Une paire de dames
Claude approche la quarantaine. Ses cheveux couleur de geai, ses yeux sombres et brillants, relevant un visage basané, ne laissent pas la gente féminine indifférente. La pratique régulière du jogging et de la natation le maintient dans une forme olympique et lui sculpte un corps d’athlète qu’il aime mettre en avant dans un T-shirt moulant. Rentier, il vit une existence paisible, rythmée par des soirées dans les casinos.
Fort de ses atouts, il se plaît à charmer les femmes.
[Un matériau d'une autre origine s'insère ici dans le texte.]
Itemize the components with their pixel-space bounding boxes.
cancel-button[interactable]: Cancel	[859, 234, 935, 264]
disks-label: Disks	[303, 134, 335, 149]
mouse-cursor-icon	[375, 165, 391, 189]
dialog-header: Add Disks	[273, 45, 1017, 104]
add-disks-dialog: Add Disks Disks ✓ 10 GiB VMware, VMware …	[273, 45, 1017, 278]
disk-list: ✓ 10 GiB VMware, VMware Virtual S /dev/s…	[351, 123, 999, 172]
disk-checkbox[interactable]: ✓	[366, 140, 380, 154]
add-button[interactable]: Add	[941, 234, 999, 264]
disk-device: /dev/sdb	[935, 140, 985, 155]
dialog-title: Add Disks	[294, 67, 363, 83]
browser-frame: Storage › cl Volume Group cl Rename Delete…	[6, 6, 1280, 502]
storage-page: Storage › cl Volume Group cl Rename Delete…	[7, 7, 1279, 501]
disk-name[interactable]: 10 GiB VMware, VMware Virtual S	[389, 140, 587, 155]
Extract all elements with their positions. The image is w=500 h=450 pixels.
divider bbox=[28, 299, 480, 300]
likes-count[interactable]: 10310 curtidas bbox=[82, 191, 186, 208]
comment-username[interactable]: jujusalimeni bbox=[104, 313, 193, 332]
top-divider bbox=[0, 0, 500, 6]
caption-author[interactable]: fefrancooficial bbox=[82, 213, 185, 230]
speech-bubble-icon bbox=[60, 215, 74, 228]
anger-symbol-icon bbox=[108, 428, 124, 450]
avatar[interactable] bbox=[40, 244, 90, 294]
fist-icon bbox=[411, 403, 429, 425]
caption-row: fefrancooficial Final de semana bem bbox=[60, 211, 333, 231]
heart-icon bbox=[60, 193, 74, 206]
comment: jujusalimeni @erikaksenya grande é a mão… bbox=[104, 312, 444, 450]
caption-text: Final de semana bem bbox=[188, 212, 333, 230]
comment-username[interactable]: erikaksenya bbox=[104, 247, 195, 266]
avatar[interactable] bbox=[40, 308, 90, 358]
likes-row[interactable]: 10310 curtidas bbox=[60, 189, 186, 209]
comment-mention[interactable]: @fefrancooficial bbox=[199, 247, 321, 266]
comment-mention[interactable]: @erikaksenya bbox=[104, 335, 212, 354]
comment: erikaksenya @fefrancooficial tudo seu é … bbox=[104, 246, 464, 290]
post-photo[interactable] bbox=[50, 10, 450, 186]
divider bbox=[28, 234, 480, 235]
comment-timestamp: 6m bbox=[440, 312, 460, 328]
Voyant tout de même son kilométrage augmenter, il se dit qu’il ne peut plus se contenter de passades, de filles d’un soir ou deux, qu’il promet de rappeler mais dont le numéro finit dans la poubelle en bas de leur immeuble.
Un jour, il croise la route d’Arielle dans un restaurant. Elle dîne à la table d’à côté. Claude ne peut s’empêcher de l’aborder avec les banalités habituelles. Mais, étonnamment, elle l’ignore. Il décide de s’asseoir à côté d’elle, prétextant l’attaque d’une abeille. Il se fait charmeur, drôle et la magie semble opérer. Arielle se met à sourire et engager la conversation. A la fin du repas, Claude parvient à glaner son numéro de téléphone. Il est sous le charme : une chevelure blonde, des traits fins et un charisme indéniable. Il apprend qu’elle est chef d’entreprise et surtout célibataire depuis quelques mois, après une rupture douloureuse. Un cœur à réparer ? C’est dans ses cordes.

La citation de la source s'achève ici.